My fried eggs always stick – even in a non-stick frying pan. Y. Richards
Egg white is incredibly sticky and persistent. "As sticky as a real estate agent at an open for inspection," as a relative used to say. Egg white is so adhesive it was used to hold the pigment onto the canvases of Renaissance masterpieces and is still sticking on 500 years later. What is really frustrating is the way it works its way into tiny scratches in non-stick frying pans and hardens.
Try this trick. Line the frying pan with a square of baking paper and place the pan over medium heat. When hot, add a small pat of butter or a little olive oil to the paper and crack the eggs directly onto the paper. Cover with a lid. When done, slide off using an egg flip. You won't get crisp edges, but you will get a perfectly cooked egg and a frying pan that just needs rinsing in hot water when cool enough to handle.
Why do my sultanas smell funny? P. Turner
Thank you for mailing me the samples. I think your envelope may have gone through an Australia Post sorting machine and flattened the fruit, which led me to think I had been sent some scatological hate mail. Again. I had a sniff and I reckon you're using sultanas that have been sprayed with vegetable oil. A lot of the supermarket home brand dried fruit is sprayed with oil to prevent sticking. When exposed to air, the oil oxidises and can become rancid. It's not harmful, but it is unappetising.
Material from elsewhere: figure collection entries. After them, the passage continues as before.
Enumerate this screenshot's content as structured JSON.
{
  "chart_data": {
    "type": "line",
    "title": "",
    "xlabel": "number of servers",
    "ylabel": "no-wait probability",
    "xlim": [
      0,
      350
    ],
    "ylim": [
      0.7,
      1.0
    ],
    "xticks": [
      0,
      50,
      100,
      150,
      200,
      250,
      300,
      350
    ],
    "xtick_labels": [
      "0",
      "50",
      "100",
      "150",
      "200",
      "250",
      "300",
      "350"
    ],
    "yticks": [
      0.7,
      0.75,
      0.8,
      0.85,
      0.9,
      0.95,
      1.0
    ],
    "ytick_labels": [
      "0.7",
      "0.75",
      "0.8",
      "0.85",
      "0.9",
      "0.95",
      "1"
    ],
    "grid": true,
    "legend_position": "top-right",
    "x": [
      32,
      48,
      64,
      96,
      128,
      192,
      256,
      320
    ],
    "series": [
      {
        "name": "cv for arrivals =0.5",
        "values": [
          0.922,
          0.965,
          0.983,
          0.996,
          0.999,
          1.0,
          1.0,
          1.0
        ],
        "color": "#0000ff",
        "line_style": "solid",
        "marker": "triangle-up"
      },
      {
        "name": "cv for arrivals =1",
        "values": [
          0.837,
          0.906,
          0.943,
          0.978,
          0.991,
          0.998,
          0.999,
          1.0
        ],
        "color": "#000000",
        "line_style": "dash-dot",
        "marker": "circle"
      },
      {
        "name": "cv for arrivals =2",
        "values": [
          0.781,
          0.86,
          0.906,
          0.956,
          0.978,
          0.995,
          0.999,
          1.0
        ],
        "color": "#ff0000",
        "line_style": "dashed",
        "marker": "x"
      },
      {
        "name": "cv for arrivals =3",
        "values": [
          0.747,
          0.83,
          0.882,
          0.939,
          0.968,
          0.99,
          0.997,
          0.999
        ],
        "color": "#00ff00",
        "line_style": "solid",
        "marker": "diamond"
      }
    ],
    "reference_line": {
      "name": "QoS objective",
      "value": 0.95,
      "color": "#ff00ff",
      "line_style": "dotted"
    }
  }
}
If you want untreated dried fruit, try Middle Eastern grocers – they generally carry really good quality nuts and dried fruit.
I made a terrine in a food processor and it turned out crumbly. T. Riles
Terrines are held together by the protein that is released from the meat as you work it together. Heat will set this protein, preferably in the bain-marie as you cook it. Great charcutiers always refrigerate their ingredients and treat their terrine mix gently as they want to avoid friction that could prematurely set the protein. Fast-moving food processors can create friction, so when it comes to terrines make them slow and cold.
Why does sugar come in cubes? K. Dempsy
When the Portuguese arrived in what would become Rio de Janeiro, they named the rock above Guanabara Bay "Pao de Acucar" or Sugarloaf Mountain because it looked like, well, a loaf of sugar. Until the mid-1800s tea drinkers around the world who liked their tea sweet would take a pair of metal tongs to their hard lump of sugar and break off a lump to add to their beverage. In 1843 a sugar maker in what is now the Czech Republic responded to a customer's request and dissolved loaf sugar then dried the liquid sugar in square moulds. In 1875 Henry Tate developed a technique in which sugar was made in large blocks, which was then sawn into cubes. Square cubes are easy to pack and ship, making them popular with manufacturers.